What Is Slow Food > Slow Food USA Blog > College chapter meets local goat cheese producer
Posted on Fri, April 02, 2010 by Jerusha Klemperer
1 Comments | Categories: Events, Farms and Farming, Youth Food Movement,
by Marion Rockwood, Slow Food Oberlin Leader
On Monday, March 22, Slow Food Oberlin hosted a campus-wide event called Cheese 101, featuring a local farmer: Abbe Turner. Turner, a Slow Food Terra Madre delegate in 2008, is also the milkmaid at Lucky Penny Farm and the cheese maker at Lucky Penny Creamery in Portage County, Ohio. She came to campus to talk about her family farm goat dairy, women in agriculture, and how to make and enjoy cheese.
Lucky Penny Farm is an opportunity for Turners family to live out its ideals of tradition, simplicity, and sustainability in cooperation with the land and animals. She emphasized how important the farm has been to her and offered to advise any audience members who wanted to get started in agriculture.
Cheese making is becoming increasingly popular in todays do-it-yourself kitchen and Turner sought to elucidate the process. She explained the cheese-making experience in detail and left a lot of audience members excited to try it in their own kitchens.
Turner generously brought samples of her chevre, feta, and award-winning sweet Cajeta caramel sauce, along with artisan offerings from other Ohio producers. Audience members received a plate and Turner moved with them through each cheese, providing some background and encouraging them to choose their own words to describe the tastes they experienced.
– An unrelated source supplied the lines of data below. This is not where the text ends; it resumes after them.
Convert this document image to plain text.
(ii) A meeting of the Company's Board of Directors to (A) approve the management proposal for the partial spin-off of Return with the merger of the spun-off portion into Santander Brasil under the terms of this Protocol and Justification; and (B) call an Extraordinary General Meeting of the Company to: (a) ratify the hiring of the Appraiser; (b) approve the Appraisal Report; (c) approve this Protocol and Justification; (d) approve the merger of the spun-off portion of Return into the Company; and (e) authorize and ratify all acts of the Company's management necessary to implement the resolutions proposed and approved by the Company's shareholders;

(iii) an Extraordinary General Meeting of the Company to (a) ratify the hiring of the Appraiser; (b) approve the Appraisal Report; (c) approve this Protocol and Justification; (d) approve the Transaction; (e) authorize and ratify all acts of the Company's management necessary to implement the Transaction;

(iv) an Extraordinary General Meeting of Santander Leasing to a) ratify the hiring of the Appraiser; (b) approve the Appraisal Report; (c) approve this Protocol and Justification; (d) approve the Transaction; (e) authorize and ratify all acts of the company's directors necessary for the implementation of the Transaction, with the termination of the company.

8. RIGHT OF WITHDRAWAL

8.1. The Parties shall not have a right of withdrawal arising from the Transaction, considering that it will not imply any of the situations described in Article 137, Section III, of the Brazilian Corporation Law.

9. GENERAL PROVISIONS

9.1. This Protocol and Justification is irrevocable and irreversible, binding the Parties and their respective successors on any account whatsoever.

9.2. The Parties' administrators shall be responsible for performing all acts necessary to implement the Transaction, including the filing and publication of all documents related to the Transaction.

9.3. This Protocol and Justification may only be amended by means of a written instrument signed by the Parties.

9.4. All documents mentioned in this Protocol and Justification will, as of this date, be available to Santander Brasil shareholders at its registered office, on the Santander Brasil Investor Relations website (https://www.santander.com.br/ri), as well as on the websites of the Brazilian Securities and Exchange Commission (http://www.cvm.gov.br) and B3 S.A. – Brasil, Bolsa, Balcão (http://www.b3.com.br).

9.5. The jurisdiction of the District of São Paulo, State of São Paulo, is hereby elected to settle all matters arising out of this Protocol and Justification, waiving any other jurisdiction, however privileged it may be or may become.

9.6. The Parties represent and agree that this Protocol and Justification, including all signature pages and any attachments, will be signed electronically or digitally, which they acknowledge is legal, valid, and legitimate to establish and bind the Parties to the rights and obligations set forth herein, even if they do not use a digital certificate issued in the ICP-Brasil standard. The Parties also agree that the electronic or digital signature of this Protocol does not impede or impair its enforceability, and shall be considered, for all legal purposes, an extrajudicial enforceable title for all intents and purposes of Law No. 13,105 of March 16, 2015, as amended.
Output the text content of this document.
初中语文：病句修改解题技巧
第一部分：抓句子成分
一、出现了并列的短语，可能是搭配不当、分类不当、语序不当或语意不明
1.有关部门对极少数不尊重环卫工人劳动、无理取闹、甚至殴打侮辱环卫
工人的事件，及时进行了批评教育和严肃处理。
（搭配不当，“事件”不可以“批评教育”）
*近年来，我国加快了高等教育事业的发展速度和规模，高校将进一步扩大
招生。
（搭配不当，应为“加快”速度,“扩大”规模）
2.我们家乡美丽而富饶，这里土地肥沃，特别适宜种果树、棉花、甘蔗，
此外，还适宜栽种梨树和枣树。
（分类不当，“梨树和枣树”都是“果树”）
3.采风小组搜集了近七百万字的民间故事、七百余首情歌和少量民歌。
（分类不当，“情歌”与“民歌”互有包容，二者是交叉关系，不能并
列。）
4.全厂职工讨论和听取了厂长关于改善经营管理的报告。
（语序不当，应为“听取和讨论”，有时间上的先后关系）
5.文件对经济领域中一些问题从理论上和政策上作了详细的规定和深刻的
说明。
The event brought community members together with college students and fueled the ongoing conversation about sustainable food systems. Next year, Slow Food Oberlin hopes to replicate the successful event with a hands-on cheese-making workshop with Turner.
From Liam O'Malley on Fri, April 02, 2010
Very cool! I have been experimenting with homemade cheeses myself recently and blogging about it as well - I just made a batch of chevre last week and I did some mozzarella about a month ago.
It’s really exciting and enlightening to see how easy the whole process actually is. It’s intimidating at first though, for sure.